Friday, 2 December 2011

Social Justice And Fiscal Responsibility

In 2008, Britain had lower public borrowing than when Labour had come to power in 1997. But then came the global banking crisis. Have you got that? The global banking crisis. Are the economic woes of Greece, or Italy, or America also the fault of Gordon Brown?

Even George Osborne has had to admit that Brown was right, and is therefore pumping money into the economy, doing what the banks were supposed to do, but they decided to keep the money for themselves instead. If Brown was right, then Ed Miliband and Ed Balls were right. George Osborne has effectively said this. But the supposedly Labour authors of In The Black will not. No wonder that they will not join the Conservative Party.

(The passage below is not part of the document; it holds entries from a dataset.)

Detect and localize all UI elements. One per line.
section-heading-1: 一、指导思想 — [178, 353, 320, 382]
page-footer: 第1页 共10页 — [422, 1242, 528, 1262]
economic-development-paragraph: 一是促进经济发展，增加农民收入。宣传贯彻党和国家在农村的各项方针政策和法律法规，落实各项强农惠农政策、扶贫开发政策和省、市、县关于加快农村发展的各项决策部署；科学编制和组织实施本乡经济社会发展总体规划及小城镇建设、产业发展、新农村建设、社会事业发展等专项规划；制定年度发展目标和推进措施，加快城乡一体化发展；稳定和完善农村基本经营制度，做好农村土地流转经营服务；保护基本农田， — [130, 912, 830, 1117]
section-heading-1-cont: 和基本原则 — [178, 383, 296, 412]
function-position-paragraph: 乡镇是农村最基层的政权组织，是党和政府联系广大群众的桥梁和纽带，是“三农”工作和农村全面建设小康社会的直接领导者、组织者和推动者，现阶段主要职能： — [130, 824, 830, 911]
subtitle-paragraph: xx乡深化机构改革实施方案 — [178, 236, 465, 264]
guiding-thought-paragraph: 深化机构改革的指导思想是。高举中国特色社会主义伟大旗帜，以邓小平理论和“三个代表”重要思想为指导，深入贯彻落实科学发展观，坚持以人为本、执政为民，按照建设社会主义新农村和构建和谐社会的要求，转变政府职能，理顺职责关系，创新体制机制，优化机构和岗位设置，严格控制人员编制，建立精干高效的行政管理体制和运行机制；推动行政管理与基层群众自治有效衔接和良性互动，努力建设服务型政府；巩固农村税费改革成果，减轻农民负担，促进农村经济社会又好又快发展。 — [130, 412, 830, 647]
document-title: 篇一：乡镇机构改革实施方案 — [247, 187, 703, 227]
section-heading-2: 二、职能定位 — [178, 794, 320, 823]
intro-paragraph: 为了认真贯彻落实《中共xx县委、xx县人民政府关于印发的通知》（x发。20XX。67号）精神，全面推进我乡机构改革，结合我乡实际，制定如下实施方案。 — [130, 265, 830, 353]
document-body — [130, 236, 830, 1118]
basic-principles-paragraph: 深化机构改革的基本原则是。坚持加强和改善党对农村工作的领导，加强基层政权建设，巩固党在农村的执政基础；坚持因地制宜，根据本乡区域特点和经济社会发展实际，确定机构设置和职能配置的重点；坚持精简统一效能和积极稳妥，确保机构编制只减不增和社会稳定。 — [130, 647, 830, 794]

Privatisation, globalisation, deregulation and demutualisation have turned out, in the most spectacular fashion, to have been anything but fiscally responsible. The same is true of a generation of scorn for full employment, leading to the massively increased benefit dependency of the 1980s and the institutionalisation of that mass indolence down to the present day.

The transfer of huge sums of public money to ostensibly private, but entirely risk-free, companies in order to run schools, hospitals, railways, rubbish collections, and so many other things: is that fiscally responsible? Bailing out the City at all, never mind so that it can carry on paying the same salaries and bonuses as before: is that fiscally responsible? Even leaving aside more rarefied academic pursuits, is it fiscally responsible to allow primary education, or healthcare, or public transport, or social housing to fall apart? Is that good for business? Are wars of aggression fiscally responsible? Are military-industrial complexes?

Far from our having grown richer since 1979, we have in fact grown vastly poorer: only a generation ago, a single manual wage provided the wage-earner, his wife and their several children with a quality of life unimaginable even on two professional salaries today. This impoverishment has been so rapid and so extreme that most people, including almost all politicians and commentators, simply refuse to acknowledge that it has happened. But it has indeed happened. And it is still going on.